Diaries Down Under - Part 5!!!

Statutory Warning - The post contains hard dose of toilet humor. Please read it at your own peril. I mean it.

“Dharma means vishwas (belief).Sanitation is our religion and human development is thought of as karma and spirituality. I believe that whatever we are doing in this birth will be paid for in the next. What we all are going through is of the past birth. In our organization we have a system of a morning prayer.”


- Dr. Bindheshwar Pathak (Founder of Sulabh Toilet, a low cost sanitation system, and also Padma Bhushan honrary)

One of the many things I have liked about Australia, their respect for others’ privacy is one of them. I like the way they have laid down several privacy laws, just heard about them though, and how ferociously they implement them. I like the way they respect others’ privacy. Even government puts lot of emphasis on respecting and protecting individual privacy. It is quite unlike India where all your personal details – DOB, mother’s maiden name, PAN card number, Passport number are as secret as Suresh Raina’s potency against short pitch bowling.

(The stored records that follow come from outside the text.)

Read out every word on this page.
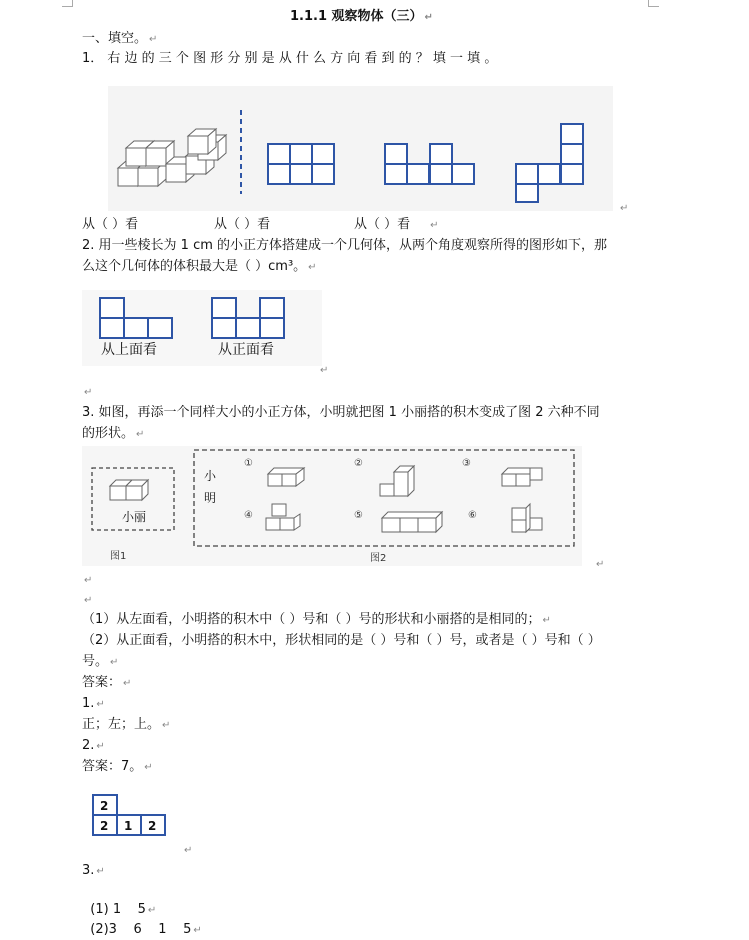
1.1.1 观察物体（三） ↵
一、填空。 ↵
1． 右 边 的 三 个 图 形 分 别 是 从 什 么 方 向 看 到 的 ？ 填 一 填 。
↵
从（ ）看	从（ ）看	从（ ）看 ↵
2. 用一些棱长为 1 cm 的小正方体搭建成一个几何体，从两个角度观察所得的图形如下，那
么这个几何体的体积最大是（ ）cm³。 ↵
从上面看	从正面看
↵
↵
3. 如图，再添一个同样大小的小正方体，小明就把图 1 小丽搭的积木变成了图 2 六种不同
的形状。 ↵
小丽
图1
小
明
图2
①	②	③
④	⑤	⑥
↵
↵
↵
（1）从左面看，小明搭的积木中（ ）号和（ ）号的形状和小丽搭的是相同的； ↵
（2）从正面看，小明搭的积木中，形状相同的是（ ）号和（ ）号，或者是（ ）号和（ ）
号。 ↵
答案： ↵
1. ↵
正；左；上。 ↵
2. ↵
答案：7。 ↵
2
2 1 2
↵
3. ↵

(1) 1    5 ↵

(2)3    6    1    5 ↵
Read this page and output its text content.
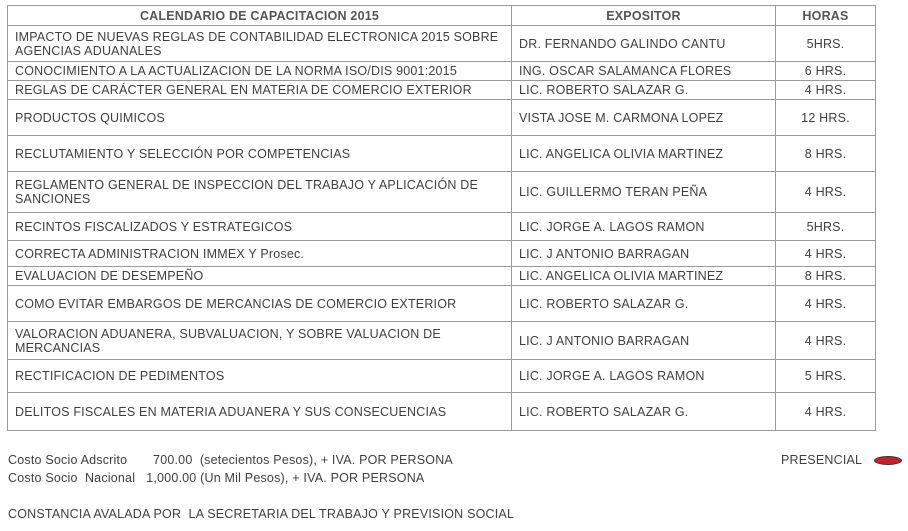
CALENDARIO DE CAPACITACION 2015	EXPOSITOR	HORAS
IMPACTO DE NUEVAS REGLAS DE CONTABILIDAD ELECTRONICA 2015 SOBRE AGENCIAS ADUANALES	DR. FERNANDO GALINDO CANTU	5HRS.
CONOCIMIENTO A LA ACTUALIZACION DE LA NORMA ISO/DIS 9001:2015	ING. OSCAR SALAMANCA FLORES	6 HRS.
REGLAS DE CARÁCTER GENERAL EN MATERIA DE COMERCIO EXTERIOR	LIC. ROBERTO SALAZAR G.	4 HRS.
PRODUCTOS QUIMICOS	VISTA JOSE M. CARMONA LOPEZ	12 HRS.
RECLUTAMIENTO Y SELECCIÓN POR COMPETENCIAS	LIC. ANGELICA OLIVIA MARTINEZ	8 HRS.
REGLAMENTO GENERAL DE INSPECCION DEL TRABAJO Y APLICACIÓN DE SANCIONES	LIC. GUILLERMO TERAN PEÑA	4 HRS.
RECINTOS FISCALIZADOS Y ESTRATEGICOS	LIC. JORGE A. LAGOS RAMON	5HRS.
CORRECTA ADMINISTRACION IMMEX Y Prosec.	LIC. J ANTONIO BARRAGAN	4 HRS.
EVALUACION DE DESEMPEÑO	LIC. ANGELICA OLIVIA MARTINEZ	8 HRS.
COMO EVITAR EMBARGOS DE MERCANCIAS DE COMERCIO EXTERIOR	LIC. ROBERTO SALAZAR G.	4 HRS.
VALORACION ADUANERA, SUBVALUACION, Y SOBRE VALUACION DE MERCANCIAS	LIC. J ANTONIO BARRAGAN	4 HRS.
RECTIFICACION DE PEDIMENTOS	LIC. JORGE A. LAGOS RAMON	5 HRS.
DELITOS FISCALES EN MATERIA ADUANERA Y SUS CONSECUENCIAS	LIC. ROBERTO SALAZAR G.	4 HRS.
Costo Socio Adscrito       700.00  (setecientos Pesos), + IVA. POR PERSONA
Costo Socio  Nacional   1,000.00 (Un Mil Pesos), + IVA. POR PERSONA
PRESENCIAL
CONSTANCIA AVALADA POR  LA SECRETARIA DEL TRABAJO Y PREVISION SOCIAL
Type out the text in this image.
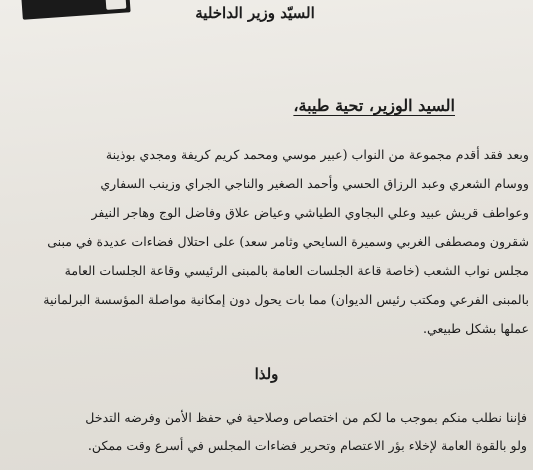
السيّد وزير الداخلية
السيد الوزير، تحية طيبة،

وبعد فقد أقدم مجموعة من النواب (عبير موسي ومحمد كريم كريفة ومجدي بوذينة
ووسام الشعري وعبد الرزاق الحسي وأحمد الصغير والناجي الجراي وزينب السفاري
وعواطف قريش عبيد وعلي البجاوي الطياشي وعياض علاق وفاضل الوج وهاجر النيفر
شقرون ومصطفى الغربي وسميرة السايحي وثامر سعد) على احتلال فضاءات عديدة في مبنى
مجلس نواب الشعب (خاصة قاعة الجلسات العامة بالمبنى الرئيسي وقاعة الجلسات العامة
بالمبنى الفرعي ومكتب رئيس الديوان) مما بات يحول دون إمكانية مواصلة المؤسسة البرلمانية
عملها بشكل طبيعي.

ولذا

فإننا نطلب منكم بموجب ما لكم من اختصاص وصلاحية في حفظ الأمن وفرضه التدخل
ولو بالقوة العامة لإخلاء بؤر الاعتصام وتحرير فضاءات المجلس في أسرع وقت ممكن.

I was almost completely smitten by this phenomenon until I saw something quite strange when it comes to protecting privacy.

I saw the washrooms.

And I was surprised by the lack of privacy one gets in them.

All those who have been lucky enough to witness public toilets in India, I am referring to males as I have never seen how a female washrooms look from inside, they would understand what I am trying to say here. All the urinals are separated by small walls made of stone/concrete/wood or any other material which stands the test of time and splash of water. But it does give you a feel of “your own space”.

In Australia, nothing separates urinals, absolutely nothing. Once you enter the washrooms to relieve yourself, you are on your own, on your very own. There is no comfort of privacy.
In a country which tries so hard to protect individual privacy, there is no privacy in a place one needs it most.

Even the Loos are separated with walls small enough to cover the act. One can see his neighbors 30% of body. A look of your neighbors legs can tell you the state of his digestion system.

If he is on his heels, he is suffering from constipation.

If he is on his toes, it must be lose motions.

If you cannot see his legs, chances are high that your neighbor is an Indian. A true Indian.
While I am a fan of “one must wash off his sins and not wipe them off” theory, this does put me in a difficult situation. It is nowhere but home I get a chance to practice the theory I am a fan of because that’s where I have made arrangements.

But one needs to deviate from his principles sometimes. Even Yudhishthir had to do it.

So today when I felt the need, I mustered all the courage to overcome this cultural stigma of mine and imbibe the local culture. My friends keep accusing me of being too rigid in my lifestyle – I hardly try new food or restaurants. Hence I decided to make a start today.

So there I was, in my Karmabhoomi, responding to the Karma of dinner and lunch.

Being an illiterate in this manner of responding to Karma, I picked up the toilet roll to tackle any contingency. More than anything else, I wanted to check the softness for obvious reasons.

I don’t boast of a strong grip but it isn't a weak one as well. Or maybe it was something else but somehow; I managed to drop the toilet roll.

Toll being a roll, rolled down to neighboring toilet. All I had in the hand was one end of the paper in the roll. I frantically started to pull it back.

Toilet rolls can be like an elusive dream - more you strive for it, more it eludes you. This is what my learning from this incident was. More I tried to pull it, further away it went. 


Like in Mahabharata, Dropadi's magical Saari kept eluding Dushashan no matter how hard he tried to pull it off and do what his brother had ordered him to do, I was like Dushashan for a moment. More I tried to pull it off, more elusive it became. 


If not for the kindhearted performing in the neighboring toilet, I don’t know what I would have done. His human heart was kind enough to make him kick the roll towards me. I picked it up, placed it at its place and left in embarrassment. Nature would have seen a miss-call in his cell if it tried my number.


Alas, I still remain untouched by this part of foreign culture.